On 17 October 2011, Beijing Daily published an anonymous op-ed titled “Lack of credibility will mean the end of Weibo”, which calls for a real-name registration system for Weibo. ((北京日报:网络微博诚信缺失将无以立足, http://news.xinhuanet.com/politics/2011-10/17/c_122165528.htm)) The article criticizes the serious shortcomings which come with the rapid growth of Weibo. If left unchecked, these problems will threaten the society. It urges the government to purify the Internet through more comprehensive and targeted measures so that new media will be responsible for ensuring integrity. It suggests that the government should fully implement a real-name registration system for Weibo and an accountability system for online media. Guangdong’s Southern Metropolitan Daily thinks that “a strict real-name system may drive away users.” ((南方都市报:微博要搞实名制? http://gcontent.oeeee.com/6/9a/69a5b5995110b36a/Blog/9a1/4437ac.html))

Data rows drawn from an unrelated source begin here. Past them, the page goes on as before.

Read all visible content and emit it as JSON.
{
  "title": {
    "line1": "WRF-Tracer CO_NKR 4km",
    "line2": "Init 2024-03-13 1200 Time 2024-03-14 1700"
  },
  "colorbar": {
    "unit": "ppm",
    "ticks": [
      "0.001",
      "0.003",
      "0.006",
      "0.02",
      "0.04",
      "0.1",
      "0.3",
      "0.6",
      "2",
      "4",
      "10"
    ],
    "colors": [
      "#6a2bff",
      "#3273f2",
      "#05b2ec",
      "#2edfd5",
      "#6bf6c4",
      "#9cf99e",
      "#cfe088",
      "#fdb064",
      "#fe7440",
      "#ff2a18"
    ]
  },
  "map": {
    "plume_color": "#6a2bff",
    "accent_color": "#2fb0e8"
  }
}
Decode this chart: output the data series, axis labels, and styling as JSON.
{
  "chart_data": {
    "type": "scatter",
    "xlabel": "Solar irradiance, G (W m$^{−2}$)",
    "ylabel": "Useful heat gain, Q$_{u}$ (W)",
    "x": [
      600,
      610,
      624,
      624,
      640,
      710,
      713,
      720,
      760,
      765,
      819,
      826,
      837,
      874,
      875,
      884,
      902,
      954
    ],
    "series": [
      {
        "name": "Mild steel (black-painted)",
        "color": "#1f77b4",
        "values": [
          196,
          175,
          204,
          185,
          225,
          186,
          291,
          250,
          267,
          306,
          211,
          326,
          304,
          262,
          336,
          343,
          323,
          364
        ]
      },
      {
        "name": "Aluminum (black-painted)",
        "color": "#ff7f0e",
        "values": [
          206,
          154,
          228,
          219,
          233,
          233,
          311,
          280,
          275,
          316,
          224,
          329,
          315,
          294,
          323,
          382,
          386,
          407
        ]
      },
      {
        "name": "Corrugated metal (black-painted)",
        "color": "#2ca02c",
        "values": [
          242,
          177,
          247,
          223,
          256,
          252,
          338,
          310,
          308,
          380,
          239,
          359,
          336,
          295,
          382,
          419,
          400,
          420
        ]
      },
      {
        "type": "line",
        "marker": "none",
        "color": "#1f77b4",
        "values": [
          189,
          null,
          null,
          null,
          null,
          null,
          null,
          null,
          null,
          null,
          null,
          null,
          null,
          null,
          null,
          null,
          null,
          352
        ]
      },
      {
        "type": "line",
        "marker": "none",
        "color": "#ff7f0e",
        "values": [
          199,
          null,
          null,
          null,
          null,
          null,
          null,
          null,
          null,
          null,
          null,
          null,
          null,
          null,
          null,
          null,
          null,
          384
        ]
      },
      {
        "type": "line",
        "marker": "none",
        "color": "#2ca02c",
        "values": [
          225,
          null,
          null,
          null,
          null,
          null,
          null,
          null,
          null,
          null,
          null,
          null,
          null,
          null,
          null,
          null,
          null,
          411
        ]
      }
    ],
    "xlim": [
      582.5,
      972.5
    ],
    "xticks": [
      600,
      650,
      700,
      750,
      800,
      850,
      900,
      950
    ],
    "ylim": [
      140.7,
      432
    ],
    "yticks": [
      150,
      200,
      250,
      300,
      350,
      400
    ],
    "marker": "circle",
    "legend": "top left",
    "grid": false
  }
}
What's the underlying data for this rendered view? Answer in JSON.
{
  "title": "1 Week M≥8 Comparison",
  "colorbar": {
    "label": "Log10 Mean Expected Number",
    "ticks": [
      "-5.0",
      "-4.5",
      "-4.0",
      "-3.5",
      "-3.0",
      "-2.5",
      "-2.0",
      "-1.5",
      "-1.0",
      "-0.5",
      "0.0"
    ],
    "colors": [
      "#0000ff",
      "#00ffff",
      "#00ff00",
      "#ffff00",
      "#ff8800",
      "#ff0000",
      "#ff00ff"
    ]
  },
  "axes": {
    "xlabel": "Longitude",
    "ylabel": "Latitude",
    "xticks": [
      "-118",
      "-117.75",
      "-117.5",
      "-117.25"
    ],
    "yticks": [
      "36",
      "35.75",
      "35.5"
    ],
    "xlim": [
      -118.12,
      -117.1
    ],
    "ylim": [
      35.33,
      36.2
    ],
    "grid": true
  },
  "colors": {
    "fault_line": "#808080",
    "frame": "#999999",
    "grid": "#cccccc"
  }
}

In a recent interview with CCTV’s program Economic Half-hour, Sina CEO Charles Chao commented that Weibo will be the future driving force of Sina. ((曹国伟:微博将是新浪未来驱动力, http://finance.sina.com/bg/tech/sinacn/20110226/0635235624.html)) China’s regulatory policy towards Weibo will undoubtedly have a significant impact on the prospect of Sina. As social conflicts are becoming more acute, the government’s control on the society will tighten, and the space for free speech will shrink. In this context, Internet censorship will undoubtedly be strengthened, and the possibility of the Chinese government shutting down the microblogging services will always be with us.

Perpetrators and their collaborators should be punished. We hereby urge investors to reduce their shareholding in Sina based on both moral and rational judgments, thereby indirectly applying pressure to Sina and its microblogging service to get them onto censorship practices based on clear and transparent principles.